Le difficoltà emerse sono figlie di un gruppo ancora in fase di rodaggio e assemblaggio, giunto solo al secondo appuntamento ufficiale senza aver sostenuto amichevoli probanti nel periodo precampionato. «Questa sarà una squadra giovane». Nel percorso di maturazione tattica e di personalità, il mister indica la necessità di non affrettare i tempi d'inserimento delle nuove leve e dei profili futuribili della rosa. «Mi aspetto degli alti e bassi».

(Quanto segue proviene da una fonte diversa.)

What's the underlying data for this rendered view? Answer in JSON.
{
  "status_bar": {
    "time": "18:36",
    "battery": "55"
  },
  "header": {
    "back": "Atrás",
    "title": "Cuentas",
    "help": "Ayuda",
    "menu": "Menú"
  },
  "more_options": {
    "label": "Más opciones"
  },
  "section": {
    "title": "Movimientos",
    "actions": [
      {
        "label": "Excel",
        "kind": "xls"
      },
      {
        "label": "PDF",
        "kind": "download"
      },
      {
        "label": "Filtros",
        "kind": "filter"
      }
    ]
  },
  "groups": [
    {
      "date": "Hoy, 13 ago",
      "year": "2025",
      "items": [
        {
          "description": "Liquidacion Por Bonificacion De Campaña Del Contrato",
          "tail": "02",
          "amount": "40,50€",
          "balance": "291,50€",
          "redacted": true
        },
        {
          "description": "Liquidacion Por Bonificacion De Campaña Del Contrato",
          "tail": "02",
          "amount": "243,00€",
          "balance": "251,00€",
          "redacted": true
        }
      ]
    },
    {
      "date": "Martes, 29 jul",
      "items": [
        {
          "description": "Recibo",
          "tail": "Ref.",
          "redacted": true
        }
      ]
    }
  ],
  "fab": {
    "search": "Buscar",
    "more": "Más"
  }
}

L'impegno e la cultura del lavoro quotidiano restano i pilastri fondanti su cui edificare l'identità della compagine calabrese per l'intera stagione agonistica. «Quella è la base». Analizzando gli episodi chiave del match, Greco si sofferma sull'errore difensivo che ha spianato la strada alla marcatura dei pugliesi. «Lo vedi, lo analizzi e lo fai vedere ai ragazzi».

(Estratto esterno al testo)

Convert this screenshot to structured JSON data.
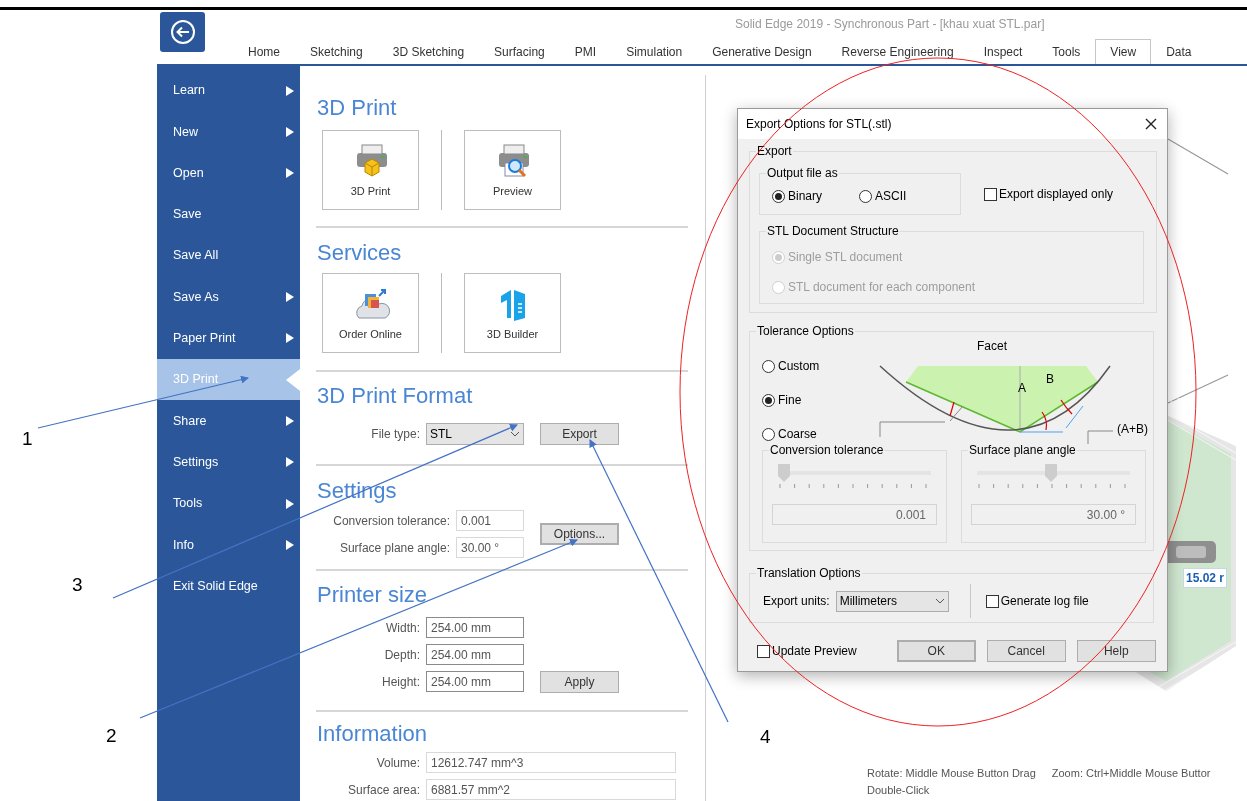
{
  "window": {
    "title": "Solid Edge 2019 - Synchronous Part - [khau xuat STL.par]"
  },
  "ribbon_tabs": [
    {
      "label": "Home",
      "selected": false
    },
    {
      "label": "Sketching",
      "selected": false
    },
    {
      "label": "3D Sketching",
      "selected": false
    },
    {
      "label": "Surfacing",
      "selected": false
    },
    {
      "label": "PMI",
      "selected": false
    },
    {
      "label": "Simulation",
      "selected": false
    },
    {
      "label": "Generative Design",
      "selected": false
    },
    {
      "label": "Reverse Engineering",
      "selected": false
    },
    {
      "label": "Inspect",
      "selected": false
    },
    {
      "label": "Tools",
      "selected": false
    },
    {
      "label": "View",
      "selected": true
    },
    {
      "label": "Data",
      "selected": false
    }
  ],
  "backstage_menu": [
    {
      "label": "Learn",
      "selected": false,
      "submenu": true
    },
    {
      "label": "New",
      "selected": false,
      "submenu": true
    },
    {
      "label": "Open",
      "selected": false,
      "submenu": true
    },
    {
      "label": "Save",
      "selected": false,
      "submenu": false
    },
    {
      "label": "Save All",
      "selected": false,
      "submenu": false
    },
    {
      "label": "Save As",
      "selected": false,
      "submenu": true
    },
    {
      "label": "Paper Print",
      "selected": false,
      "submenu": true
    },
    {
      "label": "3D Print",
      "selected": true,
      "submenu": false
    },
    {
      "label": "Share",
      "selected": false,
      "submenu": true
    },
    {
      "label": "Settings",
      "selected": false,
      "submenu": true
    },
    {
      "label": "Tools",
      "selected": false,
      "submenu": true
    },
    {
      "label": "Info",
      "selected": false,
      "submenu": true
    },
    {
      "label": "Exit Solid Edge",
      "selected": false,
      "submenu": false
    }
  ],
  "print_3d": {
    "heading": "3D Print",
    "tiles": [
      {
        "label": "3D Print",
        "kind": "printer"
      },
      {
        "label": "Preview",
        "kind": "preview"
      }
    ]
  },
  "services": {
    "heading": "Services",
    "tiles": [
      {
        "label": "Order Online",
        "kind": "cloud"
      },
      {
        "label": "3D Builder",
        "kind": "builder"
      }
    ]
  },
  "format": {
    "heading": "3D Print Format",
    "file_type_label": "File type:",
    "file_type": "STL",
    "export_button": "Export"
  },
  "settings": {
    "heading": "Settings",
    "fields": [
      {
        "label": "Conversion tolerance:",
        "value": "0.001"
      },
      {
        "label": "Surface plane angle:",
        "value": "30.00 °"
      }
    ],
    "options_button": "Options..."
  },
  "printer_size": {
    "heading": "Printer size",
    "fields": [
      {
        "label": "Width:",
        "value": "254.00 mm"
      },
      {
        "label": "Depth:",
        "value": "254.00 mm"
      },
      {
        "label": "Height:",
        "value": "254.00 mm"
      }
    ],
    "apply_button": "Apply"
  },
  "information": {
    "heading": "Information",
    "fields": [
      {
        "label": "Volume:",
        "value": "12612.747 mm^3"
      },
      {
        "label": "Surface area:",
        "value": "6881.57 mm^2"
      }
    ]
  },
  "dialog": {
    "title": "Export Options for STL(.stl)",
    "export_group": "Export",
    "output_group": "Output file as",
    "output_options": [
      {
        "label": "Binary",
        "selected": true
      },
      {
        "label": "ASCII",
        "selected": false
      }
    ],
    "export_displayed_only": {
      "label": "Export displayed only",
      "checked": false
    },
    "structure_group": "STL Document Structure",
    "structure_options": [
      {
        "label": "Single STL document",
        "selected": true,
        "disabled": true
      },
      {
        "label": "STL document for each component",
        "selected": false,
        "disabled": true
      }
    ],
    "tolerance_group": "Tolerance Options",
    "tolerance_options": [
      {
        "label": "Custom",
        "selected": false
      },
      {
        "label": "Fine",
        "selected": true
      },
      {
        "label": "Coarse",
        "selected": false
      }
    ],
    "facet_title": "Facet",
    "facet_marks": [
      "A",
      "B"
    ],
    "facet_sum": "(A+B)",
    "sliders": [
      {
        "label": "Conversion tolerance",
        "level": 0.0,
        "value": "0.001"
      },
      {
        "label": "Surface plane angle",
        "level": 0.48,
        "value": "30.00 °"
      }
    ],
    "translation_group": "Translation Options",
    "units_label": "Export units:",
    "units": "Millimeters",
    "generate_log": {
      "label": "Generate log file",
      "checked": false
    },
    "update_preview": {
      "label": "Update Preview",
      "checked": false
    },
    "buttons": [
      {
        "label": "OK",
        "default": true
      },
      {
        "label": "Cancel",
        "default": false
      },
      {
        "label": "Help",
        "default": false
      }
    ]
  },
  "viewport": {
    "dimension": "15.02 r",
    "hints": [
      "Rotate: Middle Mouse Button Drag",
      "Zoom: Ctrl+Middle Mouse Buttor",
      "Double-Click"
    ]
  },
  "annotations": [
    "1",
    "3",
    "2",
    "4"
  ]
}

Il rammarico principale risiede nel mancato raggiungimento di un risultato utile che avrebbe fornito un’iniezione di fiducia immediata a tutto l'ambiente. «Il risultato aumenta l'autostima dei ragazzi». In un organico privo di veterani scafati, la crescita passa inevitabilmente attraverso le prestazioni e l'entusiasmo della giovane età. «Se non vengono subito dei risultati, secondo me potrebbe essere anche fisiologico».

La reazione d'orgoglio e la spinta propulsiva evidenziate durante la seconda frazione di gioco hanno mostrato sprazzi del potenziale dell'organico. «Se la pareggiamo poi la vinciamo anche». La reazione degli atleti è arrivata soprattutto sul piano dell'atteggiamento e della consapevolezza dei propri mezzi. «Il mio obiettivo è quello di creare una squadra piena di leader».

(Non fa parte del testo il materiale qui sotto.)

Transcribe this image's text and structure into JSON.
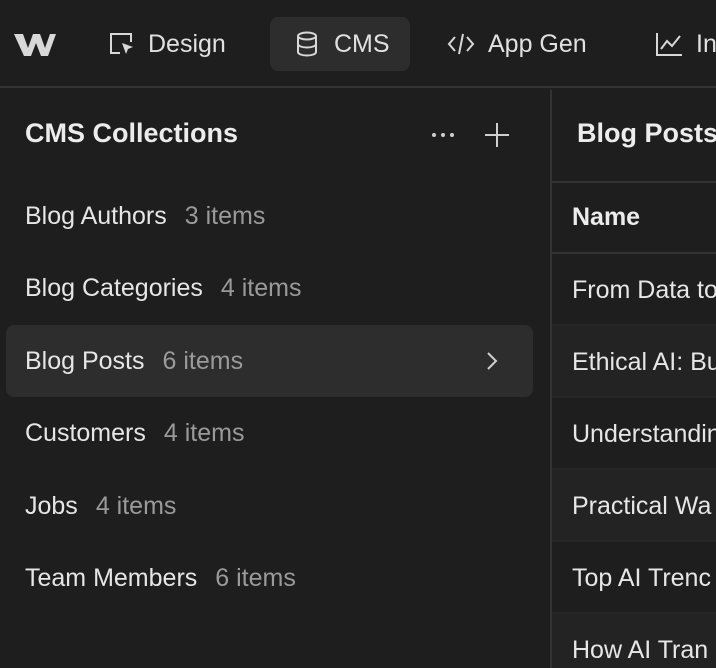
{
  "nav": {
    "tabs": [
      {
        "label": "Design",
        "icon": "cursor-box-icon"
      },
      {
        "label": "CMS",
        "icon": "database-icon"
      },
      {
        "label": "App Gen",
        "icon": "code-icon"
      },
      {
        "label": "In",
        "icon": "chart-icon"
      }
    ]
  },
  "sidebar": {
    "title": "CMS Collections",
    "collections": [
      {
        "name": "Blog Authors",
        "count": "3 items"
      },
      {
        "name": "Blog Categories",
        "count": "4 items"
      },
      {
        "name": "Blog Posts",
        "count": "6 items"
      },
      {
        "name": "Customers",
        "count": "4 items"
      },
      {
        "name": "Jobs",
        "count": "4 items"
      },
      {
        "name": "Team Members",
        "count": "6 items"
      }
    ]
  },
  "main": {
    "title": "Blog Posts",
    "column_header": "Name",
    "rows": [
      "From Data to",
      "Ethical AI: Bu",
      "Understandin",
      "Practical Wa",
      "Top AI Trenc",
      "How AI Tran"
    ]
  },
  "colors": {
    "background": "#1e1e1e",
    "active": "#2d2d2d",
    "muted_text": "#9a9a9a"
  }
}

Riguardo alle strategie da adottare in questa sessione di calciomercato, l'orientamento della società appare ben delineato e distante da sfarzi economici. «Se vi aspettate 12 milioni di euro che sono stati spesi in questi anni o il bomber da 60 gol, non è il percorso di questa squadra». Nessun alibi o scusa legata alle decisioni del direttore di gara, ma una precisa volontà di mantenere alta l'attenzione solo sugli aspetti di natura campo. «Bisogna concentrarsi sul gioco».